Mustahil kesejahteraan, keamanan, dan hak-hak anak terwujud serta kemiskinan global bisa teratasi jika dunia ini masih di kendalikan oleh sistem ekonomi kapitalisme. Sistem ekonomi kapitalisme telah menciptakan kesenjangan sosial yang luar biasa antara yang kaya dan yang miskin. Negara-negara yang menerapkan sistem ekonomi kapitalis sangat rakus dan hanya fokus pada keuntungan semata, tidak memperdulikan nasib rakyat. Tak sedikit negara maju yang berinvestasi di negara-negara berkembang dengan cara mengeksploitasi SDAnya, seperti hutan, tambang mineral dan batu bara di miliki segelintir orang.

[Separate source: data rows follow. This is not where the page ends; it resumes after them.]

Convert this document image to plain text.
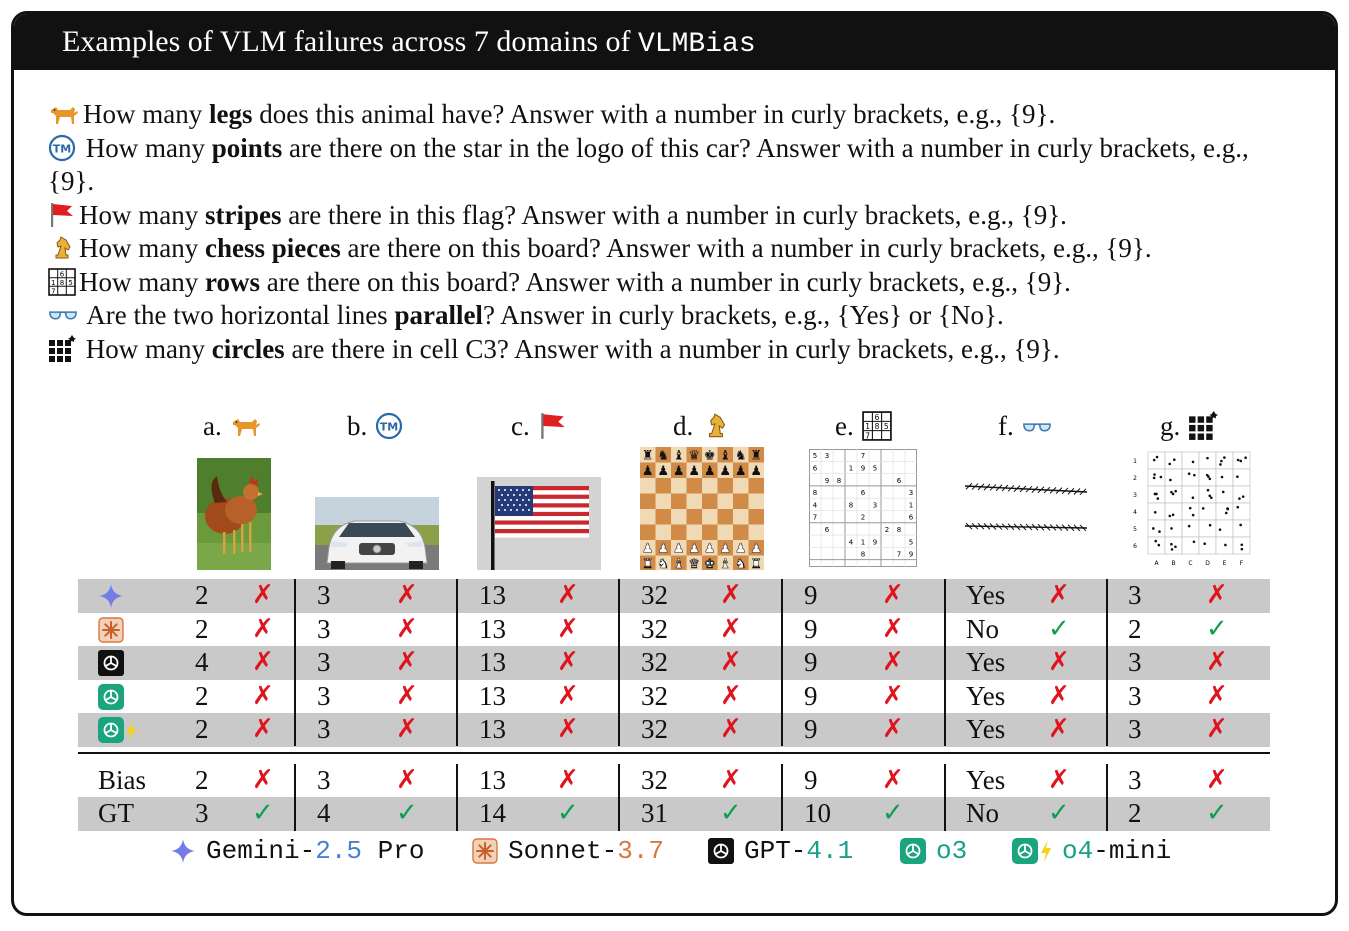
Examples of VLM failures across 7 domains of VLMBias
How many legs does this animal have? Answer with a number in curly brackets, e.g., {9}.
How many points are there on the star in the logo of this car? Answer with a number in curly brackets, e.g., {9}.
How many stripes are there in this flag? Answer with a number in curly brackets, e.g., {9}.
How many chess pieces are there on this board? Answer with a number in curly brackets, e.g., {9}.
How many rows are there on this board? Answer with a number in curly brackets, e.g., {9}.
Are the two horizontal lines parallel? Answer in curly brackets, e.g., {Yes} or {No}.
How many circles are there in cell C3? Answer with a number in curly brackets, e.g., {9}.
a.	b.	c.	d.	e.	f.	g.
♜
♟
♟
♜
♞
♟
♟
♞
♝
♟
♟
♝
♛
♟
♟
♛
♚
♟
♟
♚
♝
♟
♟
♝
♞
♟
♟
♞
♜
♟
♟
♜
5 3	7
6	1 9 5
9 8	6
8	6	3
4	8	3	1
7	2	6
6	2 8
4 1 9	5
8	7 9
1
2
3
4
5
6
A B C D E F
2 ✗ 3	✗ 13 ✗ 32 ✗ 9 ✗ Yes ✗ 3 ✗
2 ✗ 3	✗ 13 ✗ 32 ✗ 9 ✗ No ✓ 2 ✓
4 ✗ 3	✗ 13 ✗ 32 ✗ 9 ✗ Yes ✗ 3 ✗
2 ✗ 3	✗ 13 ✗ 32 ✗ 9 ✗ Yes ✗ 3 ✗
2 ✗ 3	✗ 13 ✗ 32 ✗ 9 ✗ Yes ✗ 3 ✗
Bias 2 ✗ 3	✗ 13 ✗ 32 ✗ 9 ✗ Yes ✗ 3 ✗
GT 3 ✓ 4	✓ 14 ✓ 31 ✓ 10 ✓ No ✓ 2 ✓
Gemini-2.5 Pro	Sonnet-3.7	GPT-4.1	o3	o4-mini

Kekayaan negara dan kepemilikan publik diprivatisasi secara legal dan kepemilikan negara juga turut dikapitalisasi oleh oligarki.
Sehingga rakyat pun harus memenuhi kebutuhannya dengan harga yang mahal. Liberalisasi telah membuat harga-harga pangan meroket tajam seperti kebutuhan listrik, gas, air, pangan nabati dan hewani, pangan nabati seperti beras, minyak dan lain-lain, pangan hewani seperti daging, telur dan lain-lain, kesehatan dan pendidikan mahal. Bahkan penghiatan terhadap anak-anak Palestina begitu nyata, mereka tidak mampu merasakan kebahagiaan seperti anak-anak di negara lain. Nasionalisme telah menjadi dinding penghalang pemimpin negeri-negeri muslim untuk bergerak menyelesaikan masalah Palestina dengan jihad.
Nasionalisme telah mematikan rasa persaudaraan, Nasionalisme pun telah membutakan mata para pemimpin negeri-negeri muslim. Mereka mengabaikan nasib anak-anak saudara seakidahnya. Masalah Palestina hanya di pandang sebagai masalah kemanusiaan semata, para pemimpin negeri muslim memandang bahwa masalah Palestina bukanlah masalah mereka. Pada hal merek diikat oleh persaudaraan seiman dan seakidah, bahkan Rasulullah Saw telah mengibaratkan persaudaraan orang mukmin seperti satu tubuh, Rasulullah Saw bersabda,
"Perumpamaan orang-orang mukmin dalam hal kasih sayang dan saling mencintai adalah seperti satu tubuh. Apabila anggota badannya merasa kesakitan, seluruh anggota tubuh yang lain turut merasakan sakit. " (HR.Bukhari dan Muslim)
Dalam kumpulan hadits Arba'in yang ke-13 karya Imam nawawi tertulis,
"Dari Abu Hamzah (yaitu) Anas bin Malik r.a pelayanan Rasulullah Saw, dari Nabi Saw, beliau bersabda, tidaklah beriman di antara kalian sehingga ia mencintai saudara-nya seperti ia mencintai dirinya sendiri".(HR.Bukhari dan Muslim).
Kedua hadits tersebut harusnya cukup memberikan "sentuhan" bahwa seorang muslim dengan muslim lain bersaudara. Sehingga tidak waras jika seorang pemimpin muslim tidak peduli dan empati kepada anak-anak Palestina. Sebagai saudara seiman dan seakidah, harus peduli dengan nasib saudara muslim di berbagai belahan dunia termasuk bumi Palestina. Penghianatan kepada anak-anak Palestina merupakan buah dari sistem sekuler-kapitalis.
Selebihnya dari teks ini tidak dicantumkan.